Depuis début octobre, des perturbations souvent actives se sont succédé sur le pays et plusieurs épisodes méditerranéens intenses ont affecté les régions méridionales.

Après une sécheresse météorologique sévère qui a persisté depuis le début de l'été sur une grande partie du pays, les précipitations fréquentes et abondantes ont permis un retour à la normale durant le mois d'octobre avec l'humidification des sols superficiels sur l'Hexagone.

Depuis début novembre, les passages pluvieux n'ont épargné aucune région et l'humidification des sols se poursuit sur l'ensemble du territoire, tout particulièrement sur la façade ouest et sur la Corse.

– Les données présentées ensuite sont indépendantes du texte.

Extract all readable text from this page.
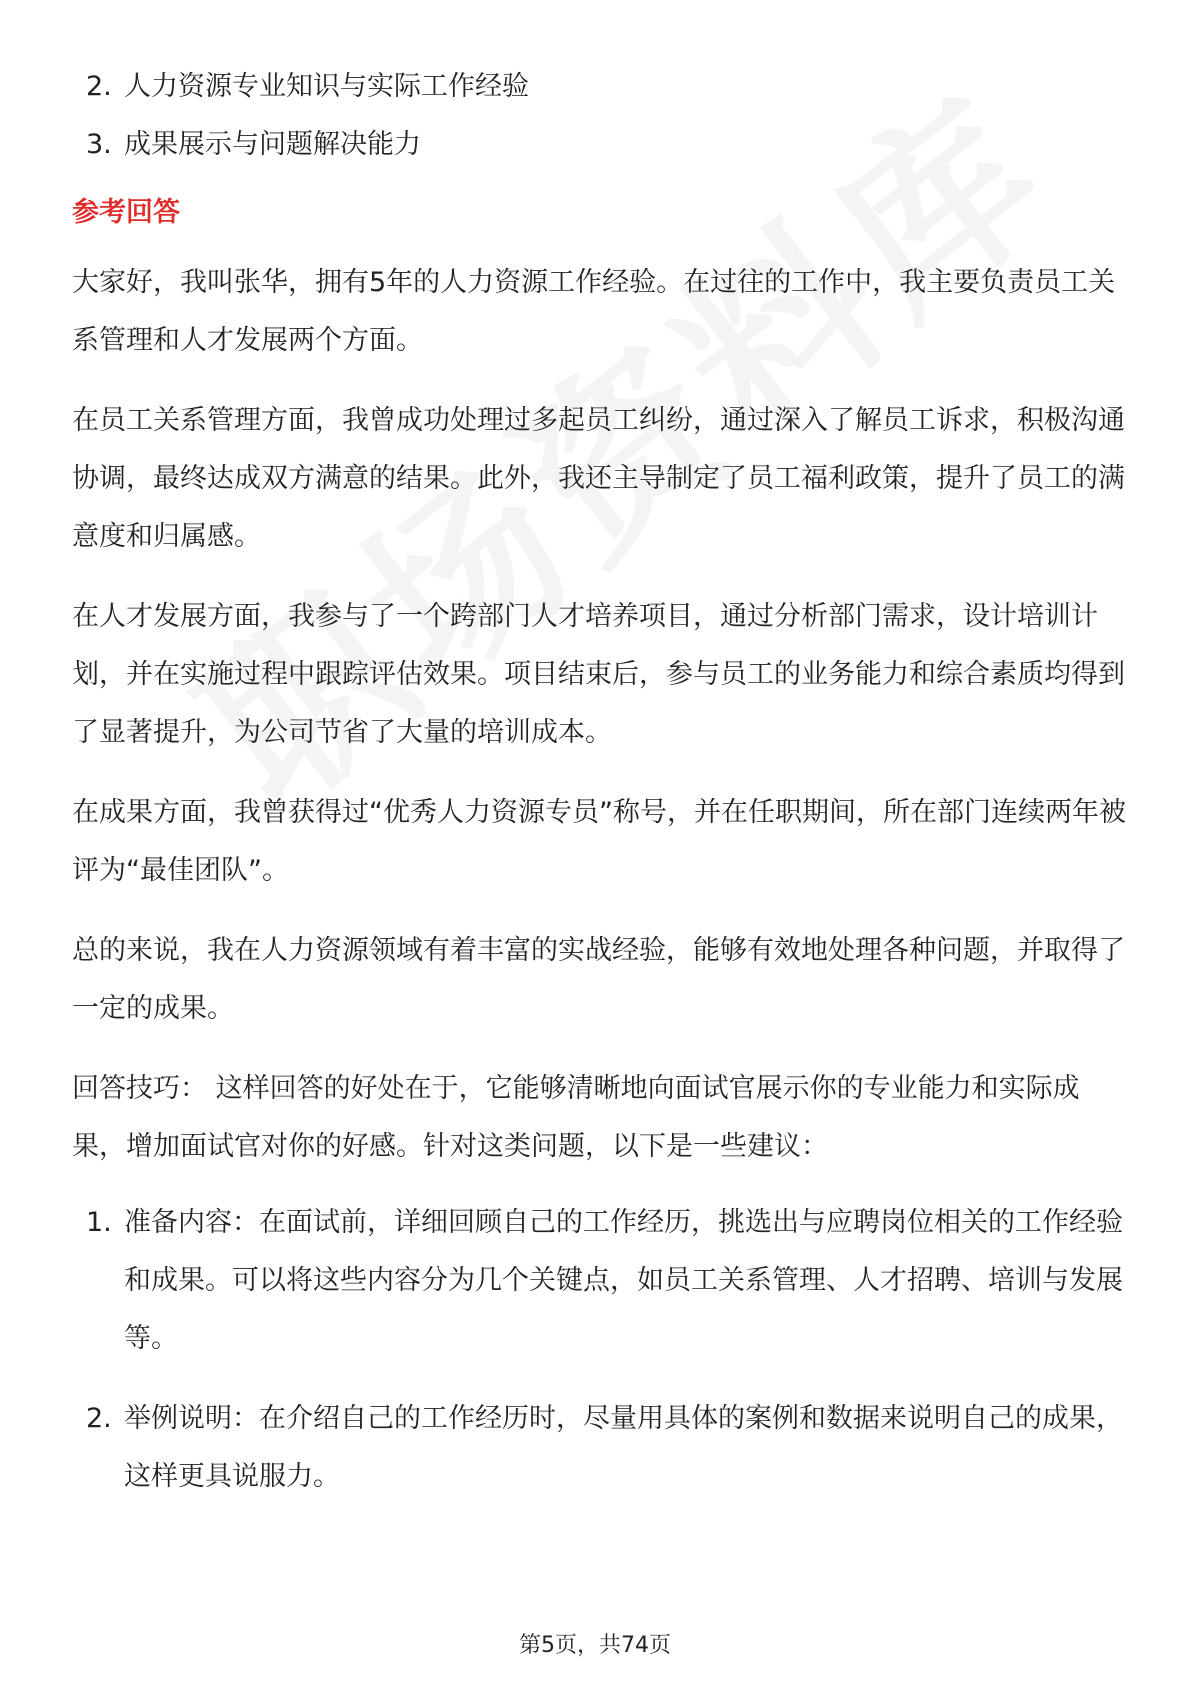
2. 人力资源专业知识与实际工作经验
3. 成果展示与问题解决能力
参考回答

大家好，我叫张华，拥有5年的人力资源工作经验。在过往的工作中，我主要负责员工关系管理和人才发展两个方面。

在员工关系管理方面，我曾成功处理过多起员工纠纷，通过深入了解员工诉求，积极沟通协调，最终达成双方满意的结果。此外，我还主导制定了员工福利政策，提升了员工的满意度和归属感。

在人才发展方面，我参与了一个跨部门人才培养项目，通过分析部门需求，设计培训计划，并在实施过程中跟踪评估效果。项目结束后，参与员工的业务能力和综合素质均得到了显著提升，为公司节省了大量的培训成本。

在成果方面，我曾获得过“优秀人力资源专员”称号，并在任职期间，所在部门连续两年被评为“最佳团队”。

总的来说，我在人力资源领域有着丰富的实战经验，能够有效地处理各种问题，并取得了一定的成果。

回答技巧： 这样回答的好处在于，它能够清晰地向面试官展示你的专业能力和实际成果，增加面试官对你的好感。针对这类问题，以下是一些建议：

1. 准备内容：在面试前，详细回顾自己的工作经历，挑选出与应聘岗位相关的工作经验和成果。可以将这些内容分为几个关键点，如员工关系管理、人才招聘、培训与发展等。
2. 举例说明：在介绍自己的工作经历时，尽量用具体的案例和数据来说明自己的成果，这样更具说服力。
第5页，共74页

Indice d'humidité des sols superficiels sur la France du 1er janvier au 11 novembre 2019

Différents types de sécheresse

La sécheresse des sols superficiels (dite "agricole" *) ne constitue qu'une composante de la situation hydrologique globale. Les autres composantes de la sécheresse comme le débit des rivières ou le niveau des eaux souterraines sont suivies par les services du Ministère de la Transition Ecologique et Solidaire (MTES). Pour plus d'informations sur la situation hydrologique globale : consulter le site eaufrance.
 
 On distingue plusieurs types de sécheresses :
  •   La sécheresse météorologique correspond à un déficit prolongé de précipitations.
     
  •   La sécheresse des sols, dite "agricole", se caractérise par un déficit en eau des sols superficiels (entre 1 et 2 m de profondeur), suffisant pour altérer le bon développement de la végétation. Elle dépend des précipitations et de l'évapotranspiration des plantes. Cette notion tient compte de l'évaporation des sols et de la transpiration des plantes (l'eau puisée par les racines est évaporée au niveau des feuilles). La sécheresse agricole est donc sensible aux précipitations, à l'humidité et à la température de l'air, au vent mais aussi à la nature des plantes et des sols.
     
  •   La sécheresse hydrologique se manifeste enfin lorsque les lacs, rivières ou nappes souterraines montrent des niveaux anormalement bas. Elle dépend des précipitations mais aussi de l'état du sol influant sur le ruissellement et l'infiltration. Le réseau hydrographique et les caractéristiques des nappes déterminent les temps de réponse aux déficits de précipitations observés sur différentes périodes.

Ces différentes sécheresses peuvent intervenir à différents moments, non forcément concomitants et ne sont pas forcément systématiques.